Requestor: James J. Nolletti, Esq., Village Attorney Village of Mamaroneck P.O. Box 369 Mamaroneck, New York 10543
Written by: James D. Cole, Assistant Attorney General in Charge of Opinions
You have asked whether a village is authorized to enact a local law that would prevent a member of a board of architectural review, planning board, zoning board of appeals or other municipal board from seeking or obtaining the nomination of a political party to run for election to the position of village mayor or trustee or town supervisor or councilperson. Under the proposed local law, the person would first have to resign his position on such board.
In our view, the village is authorized to enact such a local law, but must draft the law so that it applies only to eligibility for village positions. Thus, the local law might provide that a person is not eligible to hold or may not continue to hold a village office if he seeks election to or holds other designated positions. Presumably, such a local law would be enacted upon a finding by the village board of trustees that such dual office holding would be incompatible or not in the public interest. In our view, such a local law is authorized under the village's authority to adopt and amend local laws not inconsistent with the Constitution or any general law in relation to its property, affairs or government and in relation to the powers, duties, qualifications, etc., of its officers and employees. Municipal Home Rule Law § 10(1)(i), (ii)(a)(1).
Also, in our view the village's proposed local law does not violate any provisions of the State Constitution. See Golden v Clark, (Ct App, dec 10/23/90). Under review in Golden was a New York City charter provision requiring high city officers to forego certain political offices as a qualification for holding public office. The provision was attacked as violating provisions of the State Constitution providing the right to vote, the right against disfranchisement and guaranteeing equal protection. The Court of Appeals found:
"Section 2604(b)(15) comes within the Clements rationale [Clements v Fashing, 457 U.S. 957 (1982)]. It neither imposes a barrier to candidacies based on wealth nor restricts the political opportunity of minorities, minority political opportunity of minorities, minority political parties or independents by means of an impermissible classification scheme. Rather, the section is neutral in its application and the burden it imposes on certain high officeholders does not `depend upon political affiliation or political viewpoint' (see, Clements v Fashing, supra, at 965). Moreover, the section has no direct impact on one's fundamental right to vote and it does not disfranchise any identifiable class of voters (see, Matter of Rosenstock, supra, [40 N.Y.2d 563 (1976)]). Its impact on voting rights is, at most, only incidental" (Golden, supra, sl op, p 8).

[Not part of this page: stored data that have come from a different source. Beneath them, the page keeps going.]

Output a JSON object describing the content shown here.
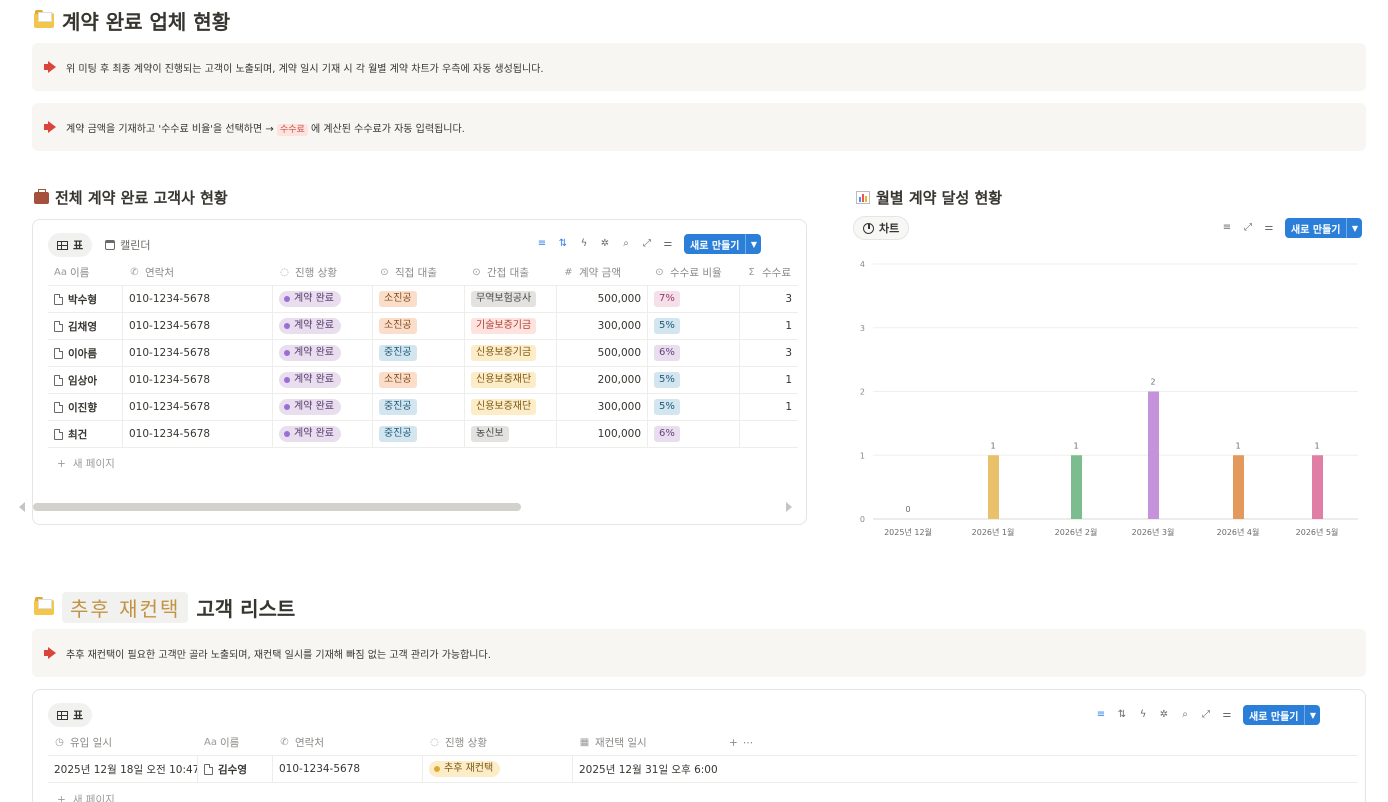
{
  "section1": {
    "title": "계약 완료 업체 현황",
    "callouts": [
      {
        "text": "위 미팅 후 최종 계약이 진행되는 고객이 노출되며, 계약 일시 기재 시 각 월별 계약 차트가 우측에 자동 생성됩니다."
      },
      {
        "text_before": "계약 금액을 기재하고 '수수료 비율'을 선택하면 → ",
        "code": "수수료",
        "text_after": " 에 계산된 수수료가 자동 입력됩니다."
      }
    ]
  },
  "customers_db": {
    "title": "전체 계약 완료 고객사 현황",
    "tabs": [
      {
        "label": "표"
      },
      {
        "label": "캘린더"
      }
    ],
    "new_button": "새로 만들기",
    "columns": [
      "이름",
      "연락처",
      "진행 상황",
      "직접 대출",
      "간접 대출",
      "계약 금액",
      "수수료 비율",
      "수수료"
    ],
    "rows": [
      {
        "name": "박수형",
        "phone": "010-1234-5678",
        "status": "계약 완료",
        "direct": "소진공",
        "indirect": "무역보험공사",
        "amount": "500,000",
        "rate": "7%",
        "fee": "3"
      },
      {
        "name": "김채영",
        "phone": "010-1234-5678",
        "status": "계약 완료",
        "direct": "소진공",
        "indirect": "기술보증기금",
        "amount": "300,000",
        "rate": "5%",
        "fee": "1"
      },
      {
        "name": "이아름",
        "phone": "010-1234-5678",
        "status": "계약 완료",
        "direct": "중진공",
        "indirect": "신용보증기금",
        "amount": "500,000",
        "rate": "6%",
        "fee": "3"
      },
      {
        "name": "임상아",
        "phone": "010-1234-5678",
        "status": "계약 완료",
        "direct": "소진공",
        "indirect": "신용보증재단",
        "amount": "200,000",
        "rate": "5%",
        "fee": "1"
      },
      {
        "name": "이진향",
        "phone": "010-1234-5678",
        "status": "계약 완료",
        "direct": "중진공",
        "indirect": "신용보증재단",
        "amount": "300,000",
        "rate": "5%",
        "fee": "1"
      },
      {
        "name": "최건",
        "phone": "010-1234-5678",
        "status": "계약 완료",
        "direct": "중진공",
        "indirect": "농신보",
        "amount": "100,000",
        "rate": "6%",
        "fee": ""
      }
    ],
    "add_page": "새 페이지",
    "tag_colors": {
      "소진공": "#fadec9",
      "중진공": "#d3e5ef",
      "무역보험공사": "#e3e2e0",
      "기술보증기금": "#ffe2dd",
      "신용보증기금": "#fdecc8",
      "신용보증재단": "#fdecc8",
      "농신보": "#e3e2e0",
      "7%": "#f5e0e9",
      "5%": "#d3e5ef",
      "6%": "#e8deee"
    }
  },
  "chart_section": {
    "title": "월별 계약 달성 현황",
    "tab": "차트",
    "new_button": "새로 만들기"
  },
  "chart_data": {
    "type": "bar",
    "categories": [
      "2025년 12월",
      "2026년 1월",
      "2026년 2월",
      "2026년 3월",
      "2026년 4월",
      "2026년 5월"
    ],
    "values": [
      0,
      1,
      1,
      2,
      1,
      1
    ],
    "colors": [
      "#d9d9d9",
      "#e8c16a",
      "#7bbd8f",
      "#c493dc",
      "#e3995c",
      "#e07ea6"
    ],
    "ylim": [
      0,
      4
    ],
    "yticks": [
      0,
      1,
      2,
      3,
      4
    ],
    "data_labels": true,
    "grid": true
  },
  "section2": {
    "title_tag": "추후 재컨택",
    "title_rest": "고객 리스트",
    "callout": "추후 재컨택이 필요한 고객만 골라 노출되며, 재컨택 일시를 기재해 빠짐 없는 고객 관리가 가능합니다."
  },
  "recontact_db": {
    "tab": "표",
    "new_button": "새로 만들기",
    "columns": [
      "유입 일시",
      "이름",
      "연락처",
      "진행 상황",
      "재컨택 일시"
    ],
    "rows": [
      {
        "date": "2025년 12월 18일 오전 10:47",
        "name": "김수영",
        "phone": "010-1234-5678",
        "status": "추후 재컨택",
        "recontact": "2025년 12월 31일 오후 6:00"
      }
    ],
    "add_page": "새 페이지"
  }
}
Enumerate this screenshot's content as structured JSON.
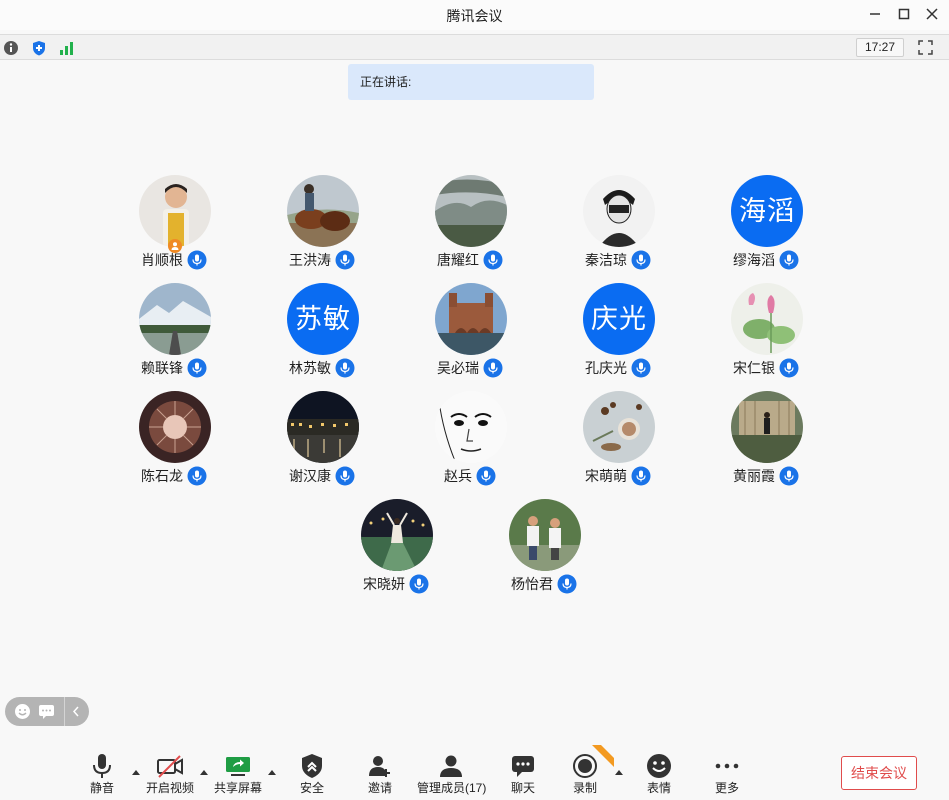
{
  "window": {
    "title": "腾讯会议"
  },
  "infobar": {
    "time": "17:27"
  },
  "speaking": {
    "label": "正在讲话:"
  },
  "participants": [
    {
      "name": "肖顺根",
      "avatar": "photo-child",
      "host": true
    },
    {
      "name": "王洪涛",
      "avatar": "photo-horses"
    },
    {
      "name": "唐耀红",
      "avatar": "photo-mountain-mist"
    },
    {
      "name": "秦洁琼",
      "avatar": "photo-sketch-portrait"
    },
    {
      "name": "缪海滔",
      "avatar_text": "海滔"
    },
    {
      "name": "赖联锋",
      "avatar": "photo-snow-road"
    },
    {
      "name": "林苏敏",
      "avatar_text": "苏敏"
    },
    {
      "name": "吴必瑞",
      "avatar": "photo-castle"
    },
    {
      "name": "孔庆光",
      "avatar_text": "庆光"
    },
    {
      "name": "宋仁银",
      "avatar": "photo-lotus"
    },
    {
      "name": "陈石龙",
      "avatar": "photo-dome"
    },
    {
      "name": "谢汉康",
      "avatar": "photo-night-city"
    },
    {
      "name": "赵兵",
      "avatar": "photo-face-sketch"
    },
    {
      "name": "宋萌萌",
      "avatar": "photo-tea-table"
    },
    {
      "name": "黄丽霞",
      "avatar": "photo-garden-woman"
    },
    {
      "name": "宋晓妍",
      "avatar": "photo-night-track"
    },
    {
      "name": "杨怡君",
      "avatar": "photo-kids-outdoor"
    }
  ],
  "toolbar": {
    "mute": "静音",
    "video": "开启视频",
    "share": "共享屏幕",
    "security": "安全",
    "invite": "邀请",
    "members": "管理成员(17)",
    "chat": "聊天",
    "record": "录制",
    "reaction": "表情",
    "more": "更多",
    "end": "结束会议"
  },
  "colors": {
    "accent": "#0a6cf2",
    "end": "#e04c4c",
    "host": "#f08a24",
    "speaking_bg": "#dae8fb"
  }
}
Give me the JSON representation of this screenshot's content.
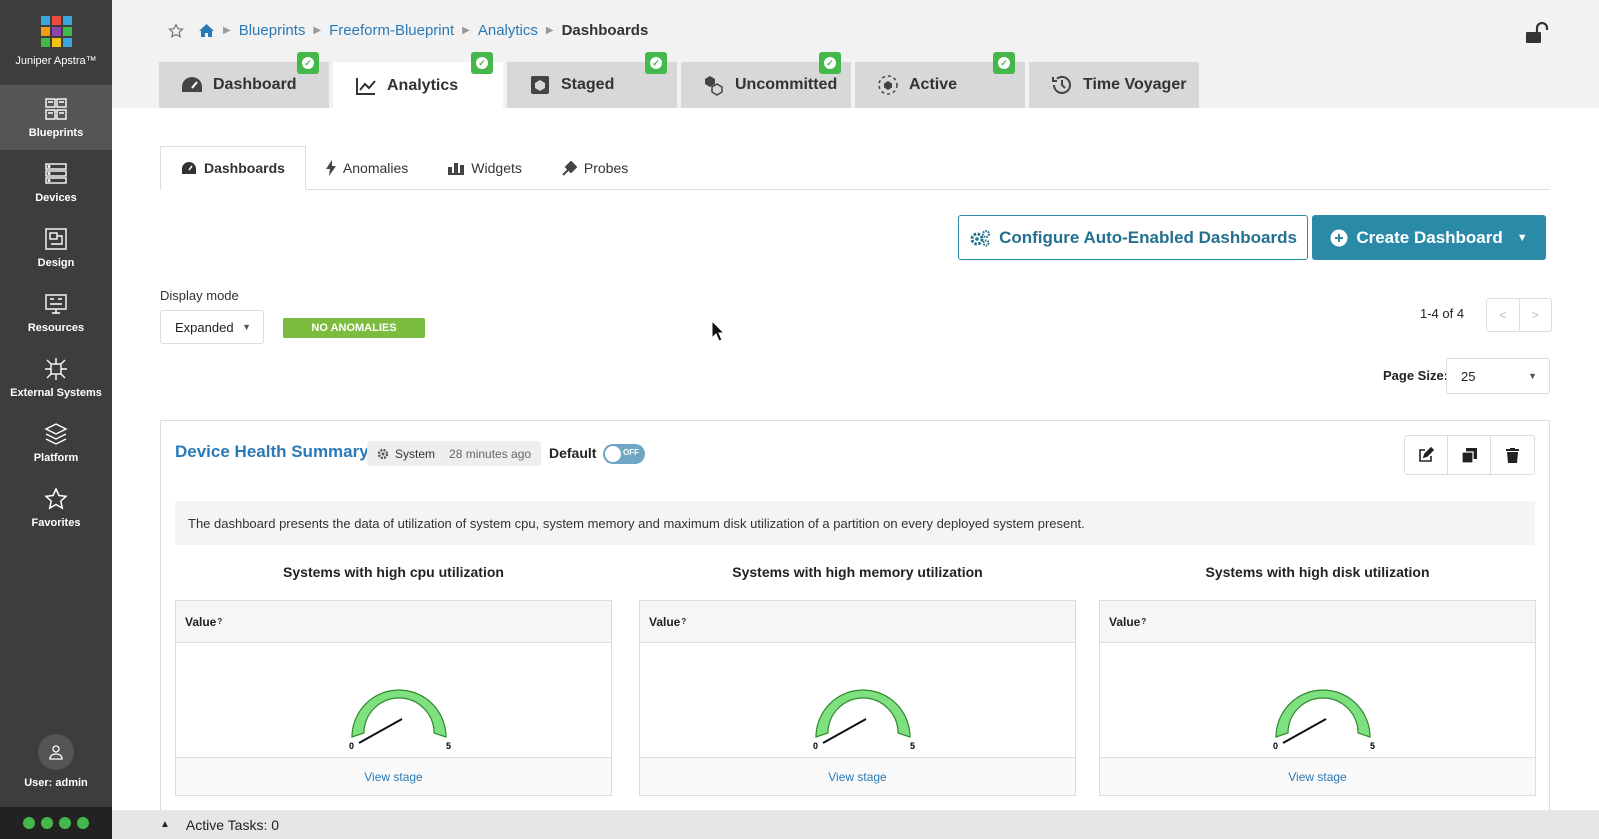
{
  "app": {
    "name": "Juniper Apstra™"
  },
  "sidebar": {
    "items": [
      {
        "label": "Blueprints",
        "icon": "blueprints-icon",
        "active": true
      },
      {
        "label": "Devices",
        "icon": "devices-icon"
      },
      {
        "label": "Design",
        "icon": "design-icon"
      },
      {
        "label": "Resources",
        "icon": "resources-icon"
      },
      {
        "label": "External Systems",
        "icon": "external-systems-icon"
      },
      {
        "label": "Platform",
        "icon": "platform-icon"
      },
      {
        "label": "Favorites",
        "icon": "star-icon"
      }
    ],
    "user_label": "User: admin"
  },
  "breadcrumb": [
    "Blueprints",
    "Freeform-Blueprint",
    "Analytics",
    "Dashboards"
  ],
  "main_tabs": [
    {
      "label": "Dashboard",
      "checked": true
    },
    {
      "label": "Analytics",
      "checked": true,
      "active": true
    },
    {
      "label": "Staged",
      "checked": true
    },
    {
      "label": "Uncommitted",
      "checked": true
    },
    {
      "label": "Active",
      "checked": true
    },
    {
      "label": "Time Voyager",
      "checked": false
    }
  ],
  "sub_tabs": [
    "Dashboards",
    "Anomalies",
    "Widgets",
    "Probes"
  ],
  "actions": {
    "configure_label": "Configure Auto-Enabled Dashboards",
    "create_label": "Create Dashboard"
  },
  "display_mode": {
    "label": "Display mode",
    "value": "Expanded"
  },
  "anomaly_badge": "NO ANOMALIES",
  "pagination": {
    "range": "1-4 of 4",
    "page_size_label": "Page Size:",
    "page_size": "25"
  },
  "dashboard": {
    "title": "Device Health Summary",
    "owner": "System",
    "updated": "28 minutes ago",
    "default_label": "Default",
    "default_toggle": "OFF",
    "description": "The dashboard presents the data of utilization of system cpu, system memory and maximum disk utilization of a partition on every deployed system present.",
    "widgets": [
      {
        "title": "Systems with high cpu utilization",
        "head": "Value",
        "min": "0",
        "max": "5",
        "value": 0,
        "link": "View stage"
      },
      {
        "title": "Systems with high memory utilization",
        "head": "Value",
        "min": "0",
        "max": "5",
        "value": 0,
        "link": "View stage"
      },
      {
        "title": "Systems with high disk utilization",
        "head": "Value",
        "min": "0",
        "max": "5",
        "value": 0,
        "link": "View stage"
      }
    ]
  },
  "footer": {
    "active_tasks": "Active Tasks: 0"
  },
  "colors": {
    "accent": "#2a8aa8",
    "success": "#44b84a",
    "sidebar": "#3d3d3d",
    "gauge": "#7ee07e"
  }
}
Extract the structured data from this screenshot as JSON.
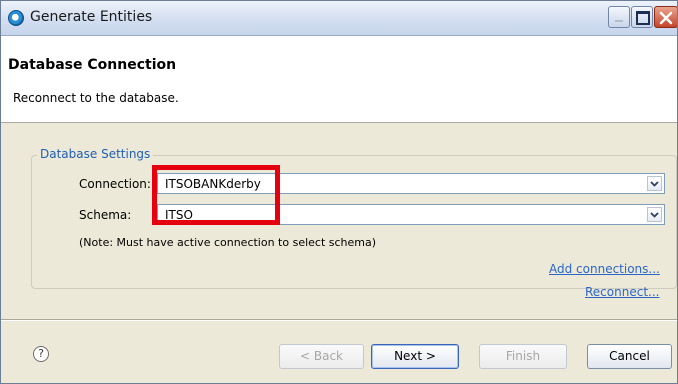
{
  "window": {
    "title": "Generate Entities",
    "icon": "app-circle-icon"
  },
  "header": {
    "title": "Database Connection",
    "description": "Reconnect to the database."
  },
  "settings": {
    "group_label": "Database Settings",
    "connection": {
      "label": "Connection:",
      "value": "ITSOBANKderby"
    },
    "schema": {
      "label": "Schema:",
      "value": "ITSO"
    },
    "note": "(Note:  Must have active connection to select schema)",
    "add_connections": "Add connections...",
    "reconnect": "Reconnect..."
  },
  "footer": {
    "help_symbol": "?",
    "back": "< Back",
    "next": "Next >",
    "finish": "Finish",
    "cancel": "Cancel"
  },
  "colors": {
    "highlight": "#e4000f",
    "link": "#2b66c7",
    "legend": "#1f5fb5"
  }
}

We believe that the village's proposed local law falls within the rationale of the Golden decision and, thus, does not violate a fundamental constitutional right.
We conclude that a village may enact a local law establishing qualifications for holding village positions.
The Attorney General renders formal opinions only to officers and departments of the State government. This perforce is an informal and unofficial expression of views of this office.